Now please understand: I am not here to make light of these very difficult days through which we are living. What I am here to do is to proclaim the great Good News of Jesus in the midst of the individual and collective pain and anxiety so many people are experiencing. It is not too late to abandon our cynicism and despair and instead to put all our trust in the One whom even the abyss of death could not hold. It is not too late. You know, Jesus actually loves latecomers! You remember his story about the day laborers, the ones who don’t show up for work until almost midnight but still get paid the same as the ones who were there at the crack of dawn? Jesus loves latecomers! And he does his best work when it is completely obvious to everyone else that the clock has run out, that time is up. It is finished. Jesus breathed his last. But wait! Hold up. That’s not how that story ends. Not at all. No. He is not here, for he has risen, just as he told you.
It is not too late. It is not too late to ask our society to live by the standards of our baptismal covenant—the basic standards of all the major religions—and to respect the dignity of every human being. It is not too late to change the structures that allow one in five children to go to bed hungry each night and that make it near impossible for many hardworking Atlantans to afford housing. It is not too late to seek peace, whether in our own homes and among our own families or in our country or across the globe.
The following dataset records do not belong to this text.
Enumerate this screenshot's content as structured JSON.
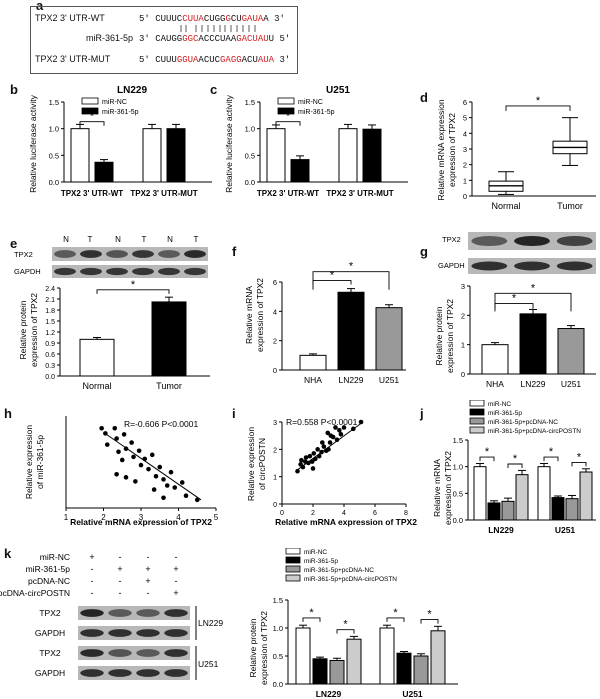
{
  "a": {
    "label": "a",
    "rows": [
      {
        "name": "TPX2 3' UTR-WT",
        "prefix": "5' ",
        "seq": [
          [
            "CUUUC",
            0
          ],
          [
            "CUUA",
            1
          ],
          [
            "CUGG",
            0
          ],
          [
            "G",
            1
          ],
          [
            "CU",
            0
          ],
          [
            "GAUA",
            1
          ],
          [
            "A",
            0
          ]
        ],
        "suffix": " 3'"
      },
      {
        "name": "miR-361-5p",
        "prefix": "3' ",
        "seq": [
          [
            "CAUGG",
            0
          ],
          [
            "GGC",
            1
          ],
          [
            "ACCCUA",
            0
          ],
          [
            "A",
            0
          ],
          [
            "GACUAU",
            1
          ],
          [
            "U",
            0
          ]
        ],
        "suffix": " 5'"
      },
      {
        "name": "TPX2 3' UTR-MUT",
        "prefix": "5' ",
        "seq": [
          [
            "CUUU",
            0
          ],
          [
            "GGUA",
            1
          ],
          [
            "ACUC",
            0
          ],
          [
            "GAGG",
            1
          ],
          [
            "ACU",
            0
          ],
          [
            "AUA",
            1
          ]
        ],
        "suffix": " 3'"
      }
    ]
  },
  "b": {
    "label": "b",
    "title": "LN229",
    "ylabel": "Relative luciferase activity",
    "legend": [
      "miR-NC",
      "miR-361-5p"
    ],
    "yticks": [
      "0.0",
      "0.5",
      "1.0",
      "1.5"
    ],
    "categories": [
      "TPX2 3' UTR-WT",
      "TPX2 3' UTR-MUT"
    ],
    "sig": "*"
  },
  "c": {
    "label": "c",
    "title": "U251",
    "ylabel": "Relative luciferase activity",
    "legend": [
      "miR-NC",
      "miR-361-5p"
    ],
    "yticks": [
      "0.0",
      "0.5",
      "1.0",
      "1.5"
    ],
    "categories": [
      "TPX2 3' UTR-WT",
      "TPX2 3' UTR-MUT"
    ],
    "sig": "*"
  },
  "d": {
    "label": "d",
    "ylabel": "Relative mRNA expression of TPX2",
    "yticks": [
      "0",
      "1",
      "2",
      "3",
      "4",
      "5",
      "6"
    ],
    "categories": [
      "Normal",
      "Tumor"
    ],
    "sig": "*"
  },
  "e": {
    "label": "e",
    "lanes": [
      "N",
      "T",
      "N",
      "T",
      "N",
      "T"
    ],
    "bands": [
      "TPX2",
      "GAPDH"
    ],
    "ylabel": "Relative protein expression of TPX2",
    "yticks": [
      "0.0",
      "0.3",
      "0.6",
      "0.9",
      "1.2",
      "1.5",
      "1.8",
      "2.1",
      "2.4"
    ],
    "categories": [
      "Normal",
      "Tumor"
    ],
    "sig": "*"
  },
  "f": {
    "label": "f",
    "ylabel": "Relative mRNA expression of TPX2",
    "yticks": [
      "0",
      "2",
      "4",
      "6"
    ],
    "categories": [
      "NHA",
      "LN229",
      "U251"
    ],
    "sig": [
      "*",
      "*"
    ]
  },
  "g": {
    "label": "g",
    "bands": [
      "TPX2",
      "GAPDH"
    ],
    "ylabel": "Relative protein expression of TPX2",
    "yticks": [
      "0",
      "1",
      "2",
      "3"
    ],
    "categories": [
      "NHA",
      "LN229",
      "U251"
    ],
    "sig": [
      "*",
      "*"
    ]
  },
  "h": {
    "label": "h",
    "annotation": "R=-0.606  P<0.0001",
    "xlabel": "Relative mRNA expression of TPX2",
    "ylabel": "Relative expression of miR-361-5p",
    "xticks": [
      "1",
      "2",
      "3",
      "4",
      "5"
    ]
  },
  "i": {
    "label": "i",
    "annotation": "R=0.558  P<0.0001",
    "xlabel": "Relative mRNA expression of TPX2",
    "ylabel": "Relative expression of circPOSTN",
    "xticks": [
      "0",
      "2",
      "4",
      "6",
      "8"
    ],
    "yticks": [
      "0",
      "1",
      "2",
      "3"
    ]
  },
  "j": {
    "label": "j",
    "ylabel": "Relative mRNA expression of TPX2",
    "legend": [
      "miR-NC",
      "miR-361-5p",
      "miR-361-5p+pcDNA-NC",
      "miR-361-5p+pcDNA-circPOSTN"
    ],
    "yticks": [
      "0.0",
      "0.5",
      "1.0",
      "1.5"
    ],
    "categories": [
      "LN229",
      "U251"
    ]
  },
  "k": {
    "label": "k",
    "conditions": [
      {
        "name": "miR-NC",
        "signs": [
          "+",
          "-",
          "-",
          "-"
        ]
      },
      {
        "name": "miR-361-5p",
        "signs": [
          "-",
          "+",
          "+",
          "+"
        ]
      },
      {
        "name": "pcDNA-NC",
        "signs": [
          "-",
          "-",
          "+",
          "-"
        ]
      },
      {
        "name": "pcDNA-circPOSTN",
        "signs": [
          "-",
          "-",
          "-",
          "+"
        ]
      }
    ],
    "blots": [
      {
        "band": "TPX2"
      },
      {
        "band": "GAPDH"
      },
      {
        "band": "TPX2"
      },
      {
        "band": "GAPDH"
      }
    ],
    "cell_lines": [
      "LN229",
      "U251"
    ],
    "ylabel": "Relative protein expression of TPX2",
    "legend": [
      "miR-NC",
      "miR-361-5p",
      "miR-361-5p+pcDNA-NC",
      "miR-361-5p+pcDNA-circPOSTN"
    ],
    "yticks": [
      "0.0",
      "0.5",
      "1.0",
      "1.5"
    ],
    "categories": [
      "LN229",
      "U251"
    ]
  },
  "chart_data": [
    {
      "panel": "b",
      "type": "bar",
      "categories": [
        "TPX2 3' UTR-WT",
        "TPX2 3' UTR-MUT"
      ],
      "ylim": [
        0,
        1.5
      ],
      "series": [
        {
          "name": "miR-NC",
          "values": [
            1.0,
            1.0
          ],
          "errors": [
            0.08,
            0.08
          ]
        },
        {
          "name": "miR-361-5p",
          "values": [
            0.37,
            1.0
          ],
          "errors": [
            0.05,
            0.08
          ]
        }
      ]
    },
    {
      "panel": "c",
      "type": "bar",
      "categories": [
        "TPX2 3' UTR-WT",
        "TPX2 3' UTR-MUT"
      ],
      "ylim": [
        0,
        1.5
      ],
      "series": [
        {
          "name": "miR-NC",
          "values": [
            1.0,
            1.0
          ],
          "errors": [
            0.07,
            0.08
          ]
        },
        {
          "name": "miR-361-5p",
          "values": [
            0.42,
            0.99
          ],
          "errors": [
            0.07,
            0.08
          ]
        }
      ]
    },
    {
      "panel": "d",
      "type": "box",
      "categories": [
        "Normal",
        "Tumor"
      ],
      "ylim": [
        0,
        6
      ],
      "boxes": [
        {
          "min": 0.1,
          "q1": 0.3,
          "median": 0.65,
          "q3": 0.95,
          "max": 1.55
        },
        {
          "min": 1.95,
          "q1": 2.7,
          "median": 3.1,
          "q3": 3.5,
          "max": 5.0
        }
      ]
    },
    {
      "panel": "e",
      "type": "bar",
      "categories": [
        "Normal",
        "Tumor"
      ],
      "ylim": [
        0,
        2.4
      ],
      "series": [
        {
          "values": [
            1.0,
            2.02
          ],
          "errors": [
            0.05,
            0.13
          ]
        }
      ]
    },
    {
      "panel": "f",
      "type": "bar",
      "categories": [
        "NHA",
        "LN229",
        "U251"
      ],
      "ylim": [
        0,
        6
      ],
      "series": [
        {
          "values": [
            1.0,
            5.3,
            4.25
          ],
          "errors": [
            0.1,
            0.25,
            0.2
          ]
        }
      ]
    },
    {
      "panel": "g",
      "type": "bar",
      "categories": [
        "NHA",
        "LN229",
        "U251"
      ],
      "ylim": [
        0,
        3
      ],
      "series": [
        {
          "values": [
            1.0,
            2.05,
            1.55
          ],
          "errors": [
            0.07,
            0.15,
            0.1
          ]
        }
      ]
    },
    {
      "panel": "h",
      "type": "scatter",
      "xlim": [
        1,
        5
      ],
      "ylim": [
        0,
        0.9
      ],
      "points": [
        [
          1.95,
          0.78
        ],
        [
          2.05,
          0.73
        ],
        [
          2.3,
          0.78
        ],
        [
          2.1,
          0.62
        ],
        [
          2.35,
          0.68
        ],
        [
          2.4,
          0.55
        ],
        [
          2.55,
          0.72
        ],
        [
          2.6,
          0.58
        ],
        [
          2.75,
          0.64
        ],
        [
          2.5,
          0.47
        ],
        [
          2.8,
          0.5
        ],
        [
          2.95,
          0.56
        ],
        [
          3.0,
          0.42
        ],
        [
          3.1,
          0.48
        ],
        [
          3.2,
          0.38
        ],
        [
          2.35,
          0.33
        ],
        [
          2.6,
          0.3
        ],
        [
          3.3,
          0.52
        ],
        [
          3.4,
          0.31
        ],
        [
          3.5,
          0.4
        ],
        [
          3.6,
          0.28
        ],
        [
          3.7,
          0.22
        ],
        [
          3.8,
          0.35
        ],
        [
          3.9,
          0.2
        ],
        [
          3.35,
          0.18
        ],
        [
          4.1,
          0.25
        ],
        [
          4.2,
          0.12
        ],
        [
          4.5,
          0.08
        ],
        [
          2.85,
          0.26
        ],
        [
          3.6,
          0.1
        ]
      ],
      "fit": [
        [
          2.0,
          0.74
        ],
        [
          4.6,
          0.08
        ]
      ]
    },
    {
      "panel": "i",
      "type": "scatter",
      "xlim": [
        0,
        8
      ],
      "ylim": [
        0,
        3
      ],
      "points": [
        [
          1.0,
          1.2
        ],
        [
          1.2,
          1.45
        ],
        [
          1.35,
          1.35
        ],
        [
          1.5,
          1.55
        ],
        [
          1.55,
          1.7
        ],
        [
          1.7,
          1.5
        ],
        [
          1.8,
          1.75
        ],
        [
          1.95,
          1.55
        ],
        [
          2.05,
          1.85
        ],
        [
          2.15,
          1.65
        ],
        [
          2.3,
          2.0
        ],
        [
          2.4,
          1.75
        ],
        [
          2.55,
          1.9
        ],
        [
          2.6,
          2.25
        ],
        [
          2.7,
          2.1
        ],
        [
          2.85,
          1.95
        ],
        [
          2.95,
          2.6
        ],
        [
          3.1,
          2.25
        ],
        [
          3.15,
          2.5
        ],
        [
          3.3,
          2.45
        ],
        [
          3.45,
          2.8
        ],
        [
          3.55,
          2.35
        ],
        [
          3.7,
          2.7
        ],
        [
          3.8,
          2.55
        ],
        [
          4.0,
          2.8
        ],
        [
          4.6,
          2.75
        ],
        [
          5.1,
          3.0
        ],
        [
          1.25,
          1.6
        ],
        [
          2.0,
          1.3
        ],
        [
          3.0,
          2.0
        ]
      ],
      "fit": [
        [
          1.0,
          1.25
        ],
        [
          5.1,
          2.95
        ]
      ]
    },
    {
      "panel": "j",
      "type": "bar",
      "categories": [
        "LN229",
        "U251"
      ],
      "ylim": [
        0,
        1.5
      ],
      "series": [
        {
          "name": "miR-NC",
          "values": [
            1.0,
            1.0
          ],
          "errors": [
            0.06,
            0.06
          ]
        },
        {
          "name": "miR-361-5p",
          "values": [
            0.32,
            0.42
          ],
          "errors": [
            0.04,
            0.03
          ]
        },
        {
          "name": "miR-361-5p+pcDNA-NC",
          "values": [
            0.35,
            0.4
          ],
          "errors": [
            0.06,
            0.06
          ]
        },
        {
          "name": "miR-361-5p+pcDNA-circPOSTN",
          "values": [
            0.85,
            0.9
          ],
          "errors": [
            0.08,
            0.06
          ]
        }
      ]
    },
    {
      "panel": "k",
      "type": "bar",
      "categories": [
        "LN229",
        "U251"
      ],
      "ylim": [
        0,
        1.5
      ],
      "series": [
        {
          "name": "miR-NC",
          "values": [
            1.0,
            1.0
          ],
          "errors": [
            0.05,
            0.05
          ]
        },
        {
          "name": "miR-361-5p",
          "values": [
            0.45,
            0.55
          ],
          "errors": [
            0.03,
            0.03
          ]
        },
        {
          "name": "miR-361-5p+pcDNA-NC",
          "values": [
            0.42,
            0.5
          ],
          "errors": [
            0.04,
            0.04
          ]
        },
        {
          "name": "miR-361-5p+pcDNA-circPOSTN",
          "values": [
            0.8,
            0.95
          ],
          "errors": [
            0.05,
            0.08
          ]
        }
      ]
    }
  ]
}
It is not too late to allow ourselves to get swept up in the redemptive and life-giving work of Jesus Christ, who never encountered a chasm he could not bridge. Who entered the greatest abyss of all for us, the abyss of sin and death, getting into it so that we could get out of it. Who inspired the Apostle Paul, who, as you may recall, had been really into persecuting people who were different from him—who inspired the Apostle Paul eventually to proclaim, “There is neither Jew nor Greek, neither slave nor free, there is no male and female, for you are all one in Christ Jesus.”
It is not too late. It is not too late, but we are going to have to get into it; we are going to have to lean in and do the counterintuitive thing. Rather than trying to escape by cursing our enemies, or flailing all around in a panic, or adopting a position of apathy like those “reveling loungers” in this morning’s reading from the Book of Amos —rather than doing this, we are going to have lean into the abyss, even when it scares the heck out of us.
This is, in fact, one of the great markers that the Kingdom of God has come among us. That people begin doing odd and unexpected and even dangerous things for love. That people start leaning into the difficult places—and the difficult people—instead of avoiding them. Like the rabbi I once read about who took a dying member of the Ku Klux Klan into his home and cared for him as he was dying of cancer. Like the man I saw on the news who recently became the legal guardian for three neighborhood children after their mother got deported. Like the group of parishioners worshipping with, and serving a meal to, our friends at the Church of the Holy Comforter this morning—friends for whom this meal and this social interaction may prove to be the highlight of their week. Like all of you who regularly gather to have tough but life saving conversations with others at AA, Al-Anon, the Community of Hope, or a weekday Bible study.
Friends, it is not too late. It is not too late. Now is the time. Now is the place. Amen.